Found out about two great Unix utils from articles over at About Kim . The first is a standard Unix utility that I’ve never noticed before called “rename”. It lets you rename a group of files according to a pattern. I checked, and it’s included already on both OSX and Fedora, although I had to sudo -su to root first on OSX.
I can’t believe I’ve been using shell loops to do the same thing for all this time and never realized there was a standard command to do it. Judging from the comments to Kim’s post, I’m not the only one who failed to notice this one.
TCPreen is a simple tool to monitor and analyze data transmitted between clients and servers through connection-oriented streams data such as a TCP sessions; it supports TCP over either IPv4 or IPv6. This tool focuses on the data stream (software/socket layer), not on the lower level transmission protocol as packet sniffers do.
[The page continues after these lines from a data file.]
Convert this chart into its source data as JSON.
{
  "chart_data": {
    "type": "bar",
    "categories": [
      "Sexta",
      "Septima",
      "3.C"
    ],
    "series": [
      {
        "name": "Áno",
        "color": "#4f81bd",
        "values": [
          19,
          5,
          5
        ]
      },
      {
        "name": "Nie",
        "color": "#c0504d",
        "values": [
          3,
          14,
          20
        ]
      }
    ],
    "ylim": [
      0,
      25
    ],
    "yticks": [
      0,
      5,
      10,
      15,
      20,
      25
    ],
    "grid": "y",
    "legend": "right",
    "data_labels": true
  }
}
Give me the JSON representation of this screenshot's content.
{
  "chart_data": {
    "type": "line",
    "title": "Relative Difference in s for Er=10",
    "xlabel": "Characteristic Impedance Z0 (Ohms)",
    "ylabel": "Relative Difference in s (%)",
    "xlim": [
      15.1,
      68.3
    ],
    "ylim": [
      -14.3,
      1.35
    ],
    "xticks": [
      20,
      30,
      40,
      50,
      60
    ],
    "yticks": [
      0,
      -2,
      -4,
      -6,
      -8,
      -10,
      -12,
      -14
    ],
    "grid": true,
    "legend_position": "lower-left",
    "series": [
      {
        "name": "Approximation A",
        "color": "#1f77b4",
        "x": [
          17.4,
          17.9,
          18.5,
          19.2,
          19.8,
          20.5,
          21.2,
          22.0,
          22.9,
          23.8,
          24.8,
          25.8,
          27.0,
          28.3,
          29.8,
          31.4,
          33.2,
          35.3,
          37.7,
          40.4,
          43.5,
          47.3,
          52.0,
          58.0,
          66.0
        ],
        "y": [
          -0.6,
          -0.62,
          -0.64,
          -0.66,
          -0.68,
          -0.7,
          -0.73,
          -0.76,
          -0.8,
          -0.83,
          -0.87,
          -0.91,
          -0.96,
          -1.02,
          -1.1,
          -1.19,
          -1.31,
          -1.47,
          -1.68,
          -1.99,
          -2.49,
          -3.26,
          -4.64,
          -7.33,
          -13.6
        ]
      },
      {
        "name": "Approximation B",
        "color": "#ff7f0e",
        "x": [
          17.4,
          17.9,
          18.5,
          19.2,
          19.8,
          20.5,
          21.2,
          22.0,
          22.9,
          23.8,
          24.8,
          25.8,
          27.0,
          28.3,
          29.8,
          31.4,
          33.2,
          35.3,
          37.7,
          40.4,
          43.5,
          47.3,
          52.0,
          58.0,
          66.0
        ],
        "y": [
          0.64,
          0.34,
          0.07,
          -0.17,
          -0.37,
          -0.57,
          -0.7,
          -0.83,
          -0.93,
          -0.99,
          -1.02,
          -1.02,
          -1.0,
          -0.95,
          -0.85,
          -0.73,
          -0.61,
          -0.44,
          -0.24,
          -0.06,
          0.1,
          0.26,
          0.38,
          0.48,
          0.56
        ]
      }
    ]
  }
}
TCPreen listens on a TCP port and wait for incoming connections to come in. Then, it forwards data sent by the connecting client to another server port (possibly on another computer) and forwards server responses back to the client.
TCPreen can display data on your console in real-time and/or save it to log files for later reference. Various display formats are available.
While it was originally meant to help developers reverse-engineer TCP-based protocols, it can also be very useful to debug network server or client software or for a system administrator to monitor a TCP service
There have been several times in my career I could have really used that. I’m definately bookmarking that one.